As a longtime MTA member, McCarthy has served as the chair of the Government Relations Committee and as a member of the board of directors. She currently serves as a director for the National Education Association.
“Besides my strong opposition to the MCAS exam, my recent efforts have centered on open-bargaining, open-governance, and the need for more involvement of stakeholders around the important decisions that guide our schools,” McCarthy said.
McCarthy explained her personal goals when teaching HPS students.

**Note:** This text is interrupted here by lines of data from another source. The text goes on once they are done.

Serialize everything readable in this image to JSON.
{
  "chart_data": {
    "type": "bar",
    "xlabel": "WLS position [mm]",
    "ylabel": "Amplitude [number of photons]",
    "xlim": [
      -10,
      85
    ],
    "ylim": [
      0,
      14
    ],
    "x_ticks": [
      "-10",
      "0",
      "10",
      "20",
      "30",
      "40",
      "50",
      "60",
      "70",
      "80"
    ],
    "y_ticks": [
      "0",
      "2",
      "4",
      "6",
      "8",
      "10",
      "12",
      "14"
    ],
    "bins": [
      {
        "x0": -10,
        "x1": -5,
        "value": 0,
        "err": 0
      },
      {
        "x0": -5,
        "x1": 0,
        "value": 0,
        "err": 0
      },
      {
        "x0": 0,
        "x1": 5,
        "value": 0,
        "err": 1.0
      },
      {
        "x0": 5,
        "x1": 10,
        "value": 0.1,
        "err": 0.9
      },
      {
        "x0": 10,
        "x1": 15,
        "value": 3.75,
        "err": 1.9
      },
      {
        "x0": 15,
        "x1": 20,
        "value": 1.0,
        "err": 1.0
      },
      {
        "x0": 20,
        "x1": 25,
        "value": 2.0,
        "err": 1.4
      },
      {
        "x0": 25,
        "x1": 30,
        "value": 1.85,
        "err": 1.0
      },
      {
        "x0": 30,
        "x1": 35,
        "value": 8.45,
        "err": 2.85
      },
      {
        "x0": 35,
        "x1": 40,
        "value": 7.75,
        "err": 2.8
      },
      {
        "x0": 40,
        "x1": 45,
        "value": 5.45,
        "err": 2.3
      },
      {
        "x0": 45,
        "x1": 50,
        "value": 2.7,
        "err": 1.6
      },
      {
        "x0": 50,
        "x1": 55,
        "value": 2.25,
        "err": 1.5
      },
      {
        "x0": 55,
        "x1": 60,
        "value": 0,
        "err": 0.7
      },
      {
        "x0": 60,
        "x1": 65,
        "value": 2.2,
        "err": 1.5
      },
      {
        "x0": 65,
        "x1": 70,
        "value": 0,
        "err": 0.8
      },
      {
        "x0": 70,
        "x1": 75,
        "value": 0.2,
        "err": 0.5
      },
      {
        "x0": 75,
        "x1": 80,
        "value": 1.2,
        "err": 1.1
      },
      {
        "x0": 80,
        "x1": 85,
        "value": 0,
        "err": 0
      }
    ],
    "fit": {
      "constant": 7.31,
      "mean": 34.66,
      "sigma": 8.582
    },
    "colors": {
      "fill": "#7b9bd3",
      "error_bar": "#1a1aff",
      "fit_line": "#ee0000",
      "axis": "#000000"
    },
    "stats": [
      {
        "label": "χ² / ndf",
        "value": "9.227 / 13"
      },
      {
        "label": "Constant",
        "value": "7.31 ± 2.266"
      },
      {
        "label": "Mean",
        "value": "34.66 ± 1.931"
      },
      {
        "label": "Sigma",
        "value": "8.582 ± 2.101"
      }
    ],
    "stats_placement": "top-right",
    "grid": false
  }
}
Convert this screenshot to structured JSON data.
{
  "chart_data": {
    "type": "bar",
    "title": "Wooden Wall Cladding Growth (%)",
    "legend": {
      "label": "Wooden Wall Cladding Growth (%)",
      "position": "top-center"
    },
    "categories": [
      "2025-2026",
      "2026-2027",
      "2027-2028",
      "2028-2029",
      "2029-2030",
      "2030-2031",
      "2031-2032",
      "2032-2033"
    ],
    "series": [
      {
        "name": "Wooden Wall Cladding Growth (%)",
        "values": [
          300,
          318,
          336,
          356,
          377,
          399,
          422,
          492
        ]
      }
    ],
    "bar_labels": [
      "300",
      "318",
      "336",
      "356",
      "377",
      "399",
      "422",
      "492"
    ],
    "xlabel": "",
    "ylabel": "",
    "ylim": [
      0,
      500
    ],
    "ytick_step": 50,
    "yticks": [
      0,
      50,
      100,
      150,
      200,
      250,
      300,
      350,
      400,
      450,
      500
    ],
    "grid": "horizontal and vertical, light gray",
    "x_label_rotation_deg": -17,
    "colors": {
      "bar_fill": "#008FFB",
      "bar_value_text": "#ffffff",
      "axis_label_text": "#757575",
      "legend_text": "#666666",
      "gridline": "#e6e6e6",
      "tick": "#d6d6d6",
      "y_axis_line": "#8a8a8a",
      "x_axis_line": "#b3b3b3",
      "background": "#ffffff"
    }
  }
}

“My work as an educator for the Hull Public Schools system has always been to focus on the whole child, to maximize the individual strengths and potential of every student, and to provide a strong sense of community and a love for learning,” she said. “They say it takes a village to raise a child, and likewise, it takes a village to lift up a leader. My election is a direct result of the important relationships with my family, friends, and union colleagues who have guided, mentored, and supported me in my fight for the working conditions that educators, the schools, and our students deserve.”
McCarthy said her “fighting” spirit is a direct result of the “love, admiration, and respect that I have for HPS educators, Hull students – and most of all, my hero and mother, Nancy Esther Dunn.”